Q&A: Non-traditional CDI settings
As part of the fourteenth annual Clinical Documentation Integrity Week, ACDIS conducted a series of interviews with CDI professionals on a variety of emerging industry topics. Kimberly Forslund, RN, CCDS, clinical documentation specialist at Maine Health in Portland, Maine, answered these questions. Forslund is a member of the ACDIS Furthering Education Committee. Though CDI Week 2024 has now passed (September 16-20), ACDIS wanted to continue highlighting additional expert advice from our committee over the next few weeks. For questions about the committee or the Q&A, contact ACDIS Editor Jess Fluegel (jess.fluegel@hcpro.com).
Q: According to the 2024 CDI Week Industry Survey results, 47.16% of respondents report their CDI teams review pediatric cases in either the inpatient or outpatient setting, and 5.02% have plans to in the next 12 months. How does your program review pediatric cases, and who reviews them? What advice do you have for those looking to expand into pediatric CDI?
A: Our team reviews all inpatient medical and surgical pediatric cases. While some programs have dedicated CDI specialists by service line, each of us reviews a mix of all records for all admissions (with the exception of behavioral health and obstetrics) that is not otherwise a medical admission. Module training with pediatric didactics was helpful for us in orientation as it provides a broad overview of med-surg pediatric topics and considerations. Designating someone with a peds background to be a resource and reaching out to coding with questions can be another avenue for adding pediatric reviews to the caseload.
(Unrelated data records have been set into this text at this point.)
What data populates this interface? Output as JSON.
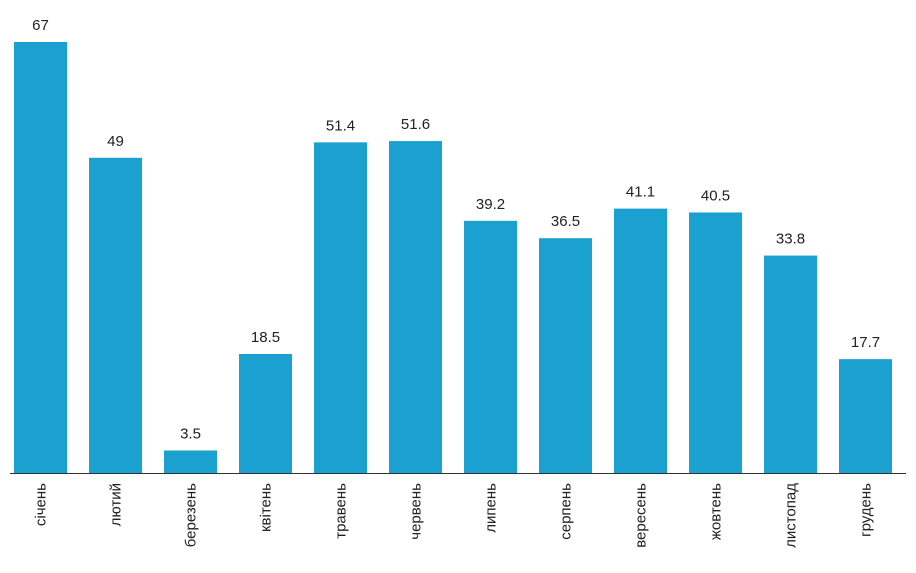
{
  "chart_data": {
    "type": "bar",
    "categories": [
      "січень",
      "лютий",
      "березень",
      "квітень",
      "травень",
      "червень",
      "липень",
      "серпень",
      "вересень",
      "жовтень",
      "листопад",
      "грудень"
    ],
    "values": [
      67,
      49,
      3.5,
      18.5,
      51.4,
      51.6,
      39.2,
      36.5,
      41.1,
      40.5,
      33.8,
      17.7
    ],
    "color": "#1ba1cf"
  }
}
Q: The most common pediatric setting/service line reviewed by CDI teams was general pediatric inpatient admissions (42.25%), followed by neonatal ICU (NICU) chosen by 41.76% of respondents, and pediatric ICU (PICU) chosen by 38.50% of respondents. What service lines does your CDI program look at for pediatric cases, and how was that decision made? Does your program have any plans to expand into other pediatric settings or service lines? How do these reviews usually differ from reviewing cases for the adult population?
A: Our CDI team has included pediatric cases from the beginning. We review as many as we can that are DRG payers until we clear the list of all admissions, then we move on to Medicaid records for adults and pediatrics. Pediatric records differ in that there are congenital anomalies to consider as well as status of “history of” vs. an active problem after surgical interventions for issues related to congenital heart disease, for example.
Q: When asked how they track their pediatric CDI impact, 24.96% of respondents said they don’t currently have a way to track their impact. Does your program track its impact, and if so, how? Do you have any advice for those looking to start? Why do you think this might be a struggle for CDI departments?
A: Our software can pull data based on a number of characteristics (tracking codes, payers, etc.) but we do not isolate pediatric data separately from the adult population for metrics. I think it might be helpful if your team does not currently review records for pediatrics and would like to get some baseline data for impact. Adding pediatric reviews to a program that currently only has the adult population might mean taking time from reviews (and current quotas for productivity metrics) to provide education and support during this learning curve.
Q: Besides outpatient and pediatric settings, respondents were asked about other settings they currently review or plan to in the future. Almost 65% said they currently review inpatient short-term acute care cases, 83.55% review inpatient surgery cases, and 75.25% review trauma cases. Among those making plans for the future, a much smaller 4.75% said they plan to review inpatient psychiatry cases, and about 3% plan to review inpatient rehabilitation cases. What settings outside of traditional inpatient care does your CDI program review, and which, if any, are you looking into for the future? Have you noted trends of any settings growing more or less popular in recent years? What holdups do you think there are, if any, to such expansion?
A: Our program reviews all medical and surgical records that qualify as inpatient admissions, with the exception of obstetrics and behavioral health (that is not otherwise medical). Occasionally we will start a review for a patient in observation status that may flip to inpatient. If they remain in observation through discharge, we mark it “review not needed” and complete the review, as some cases will flip back to inpatient after case management/utilization review teams go over it. Our team may include other areas (obstetrics, behavioral health) in the future if our team of 25 people is able to consistently review 100% of the records we currently take on, including Medicaid, but we have no solid plans at this point to add records outside of our current focus.
Expanding requires an efficient, experienced, and fully staffed program based on the average number of inpatient admissions. I suspect that proving success and advocating for more staff based on impact rates would be the minimum that our leadership would need to consider additional hires. Training in expanded areas would also entail taking the time and resources away from current reviews and giving support and education to those who are learning a new area of focus.